How You Can Filter Your Air

“The kind of filtration we use is a pleated media,” Tomasini says. “If you think about it like a spider web or fabric stitched together …, The tighter it’s stitched together, the smaller the hole is.”

When suppliers manufacture the media, they create tiny holes, measured in microns, and then as air is pulled through the material, it passes through those tiny holes. “As the air passes through, the media traps particles that are bigger than the holes. … Then, there’s filtration, which zaps it, and kills these particles that are sitting on the media.”

Quest offers an air mover called the H5, which is designed for grow room use. The air mover pulls room air through a filter, which can be discarded and replaced as needed.
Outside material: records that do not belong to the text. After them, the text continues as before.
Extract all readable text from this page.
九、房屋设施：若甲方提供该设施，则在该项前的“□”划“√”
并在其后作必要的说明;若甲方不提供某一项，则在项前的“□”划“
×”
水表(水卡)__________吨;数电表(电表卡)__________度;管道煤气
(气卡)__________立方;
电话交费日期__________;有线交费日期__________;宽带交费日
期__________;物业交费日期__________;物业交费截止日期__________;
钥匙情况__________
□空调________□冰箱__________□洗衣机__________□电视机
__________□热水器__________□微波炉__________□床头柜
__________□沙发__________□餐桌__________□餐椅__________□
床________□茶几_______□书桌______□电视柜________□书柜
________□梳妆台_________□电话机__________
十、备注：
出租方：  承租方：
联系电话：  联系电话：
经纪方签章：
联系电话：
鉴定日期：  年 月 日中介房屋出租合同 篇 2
When using filtration in your grow room, Tomasini suggests waiting until a crop turn to empty it. “What’s in it is filthy, so you have a high concentration of really nasty things. So you want to leave it in place until the room is empty … because if you were to take it out and move it around, you’re basically releasing a bunch of garbage in the air, which is the opposite of what you’re trying to do,” he says.

“The thing about this type of filtration is that it actually gets better as it traps more spores and other particles. … The dirtier it gets, the holes start getting clogged and start catching smaller things. Unfortunately, because it is getting clogged, less air can penetrate, and we’re processing less. There’s a trade-off.”

Whether capturing smaller particles or larger ones, with filtration, your plants are left with a cleaner, healthier environment that reduces the spread of mold.